Omron Management Centre of India

Omron Management Centre of India
Takuichi Shimizu
" Indian associates are full of challenging spirit. A self-confessed fan of butter chicken and halwa, Takuichi Shimizu, President, Omron Management Centre of India, is on his first stint in the country. While infrastructure is definitely an area that needs improvement, he says India can boast of many strengths — a promising young workforce, the growing middle-class, increasing rural demand and FDI in key industry verticals with many global MNCs investing in the Indian market. Shimizu, on his second overseas assignment here, says India is important for the global strategy of his company, which opened its headquarters here in 2011. "

1. What draws you to India?

The cultural diversity and rich history of India is what draws me. It is fascinating to know how the dialect, costumes, customs, traditions and eating habits change every few miles. I find communicating with the people very interesting. Though they are very different from Japanese, we have many things in common.

2. How comfortable is it working in India?

So far, it has been comfortable. Though the current macroeconomic outlook is challenging, it is surely going to turn to a positive outlook over the mid or long term. The outlook for India’s economy is far better than a lot of other nations in many aspects and so, as a corporate, we are very positive about our performance – both as a team and as individuals. This positivity makes me feel that our efforts will be very successful in the future. It is this enthusiasm which keeps me motivated and at ease to render my responsibilities in the best possible manner.

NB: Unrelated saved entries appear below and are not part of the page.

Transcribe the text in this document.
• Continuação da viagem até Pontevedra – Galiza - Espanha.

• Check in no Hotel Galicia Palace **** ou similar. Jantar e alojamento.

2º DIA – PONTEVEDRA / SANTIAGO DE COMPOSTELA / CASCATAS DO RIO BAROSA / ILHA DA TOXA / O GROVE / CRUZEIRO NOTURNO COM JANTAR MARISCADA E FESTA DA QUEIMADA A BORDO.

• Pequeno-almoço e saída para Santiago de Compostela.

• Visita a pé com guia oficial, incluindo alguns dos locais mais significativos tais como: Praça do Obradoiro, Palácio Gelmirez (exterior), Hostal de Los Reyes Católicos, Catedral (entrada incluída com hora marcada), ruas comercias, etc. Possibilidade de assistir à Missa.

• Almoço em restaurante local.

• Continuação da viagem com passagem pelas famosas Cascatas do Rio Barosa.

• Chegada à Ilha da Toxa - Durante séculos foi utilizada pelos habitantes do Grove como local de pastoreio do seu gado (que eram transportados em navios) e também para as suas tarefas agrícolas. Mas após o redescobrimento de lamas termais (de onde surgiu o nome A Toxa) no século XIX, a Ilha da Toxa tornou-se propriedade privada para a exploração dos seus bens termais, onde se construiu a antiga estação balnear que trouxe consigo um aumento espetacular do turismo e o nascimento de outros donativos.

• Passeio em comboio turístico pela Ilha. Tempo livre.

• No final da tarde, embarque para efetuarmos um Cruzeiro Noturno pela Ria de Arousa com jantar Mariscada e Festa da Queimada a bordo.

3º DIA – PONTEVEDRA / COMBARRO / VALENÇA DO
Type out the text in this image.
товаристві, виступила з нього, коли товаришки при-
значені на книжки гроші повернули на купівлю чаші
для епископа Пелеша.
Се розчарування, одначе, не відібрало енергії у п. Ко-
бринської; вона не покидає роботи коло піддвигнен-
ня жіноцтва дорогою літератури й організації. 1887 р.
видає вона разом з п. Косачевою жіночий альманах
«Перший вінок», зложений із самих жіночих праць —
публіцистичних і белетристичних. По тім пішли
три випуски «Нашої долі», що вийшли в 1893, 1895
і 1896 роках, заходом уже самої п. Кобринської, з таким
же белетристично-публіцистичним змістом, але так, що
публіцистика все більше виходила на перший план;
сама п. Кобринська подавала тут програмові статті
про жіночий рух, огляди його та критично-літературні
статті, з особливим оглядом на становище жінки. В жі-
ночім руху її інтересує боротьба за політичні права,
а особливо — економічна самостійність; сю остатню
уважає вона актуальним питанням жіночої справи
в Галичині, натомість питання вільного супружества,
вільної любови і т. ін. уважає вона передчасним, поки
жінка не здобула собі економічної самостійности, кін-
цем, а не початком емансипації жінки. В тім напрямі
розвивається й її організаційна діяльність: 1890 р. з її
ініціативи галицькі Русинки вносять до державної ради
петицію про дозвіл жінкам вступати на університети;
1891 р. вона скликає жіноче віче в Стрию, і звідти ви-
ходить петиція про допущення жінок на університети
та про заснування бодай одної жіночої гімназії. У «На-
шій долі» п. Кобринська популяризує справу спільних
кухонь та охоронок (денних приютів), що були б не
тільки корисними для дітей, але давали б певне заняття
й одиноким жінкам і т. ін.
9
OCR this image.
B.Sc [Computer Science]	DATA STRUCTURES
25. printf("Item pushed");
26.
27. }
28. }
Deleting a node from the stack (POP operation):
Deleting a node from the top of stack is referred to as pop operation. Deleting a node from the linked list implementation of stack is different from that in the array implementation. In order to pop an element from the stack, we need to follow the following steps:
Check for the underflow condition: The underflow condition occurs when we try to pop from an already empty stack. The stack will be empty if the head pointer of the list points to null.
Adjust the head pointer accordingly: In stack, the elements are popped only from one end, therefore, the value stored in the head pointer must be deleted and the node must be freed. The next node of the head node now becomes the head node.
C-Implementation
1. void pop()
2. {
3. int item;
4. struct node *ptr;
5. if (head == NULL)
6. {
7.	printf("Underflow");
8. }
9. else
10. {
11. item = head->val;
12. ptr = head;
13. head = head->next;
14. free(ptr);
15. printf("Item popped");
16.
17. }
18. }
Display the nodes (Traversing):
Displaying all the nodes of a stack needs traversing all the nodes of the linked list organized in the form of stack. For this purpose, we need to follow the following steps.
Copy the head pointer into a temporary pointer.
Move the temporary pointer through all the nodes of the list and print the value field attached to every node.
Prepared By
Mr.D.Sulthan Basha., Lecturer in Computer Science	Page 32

3. How different is the work ethos here?

Having spent considerable time in Japan, the US and India, I feel that in Japan the work culture is more team-oriented; in the US, it is more individual-oriented, and in India, it is somewhere in between. However, the basics of the business remain almost the same.

4. What do you like about the work culture?

The flexibility and adaptability of the people. I think this lends them a quick learning ability which is very much required for a productive work culture.  

Also, I feel Indian associates are full of challenging spirit and are very creative. The way they find solutions to challenging tasks sometimes amazes me. 

5. What is your advice to expats?

Have an attitude to learn. It will also be very helpful if they observe from a neutral viewpoint, without any emotional judgment. They must understand the differences and the common aspects of the cultures thoroughly.

They should communicate with Indian associates as much as possible. For this, they should focus on strengthening and honing their communication skills. 

6. What do you do in your free time?

I like to go to the gym, eat out at Indian restaurants and spend time with my family. I enjoy playing golf and exploring new places on weekends.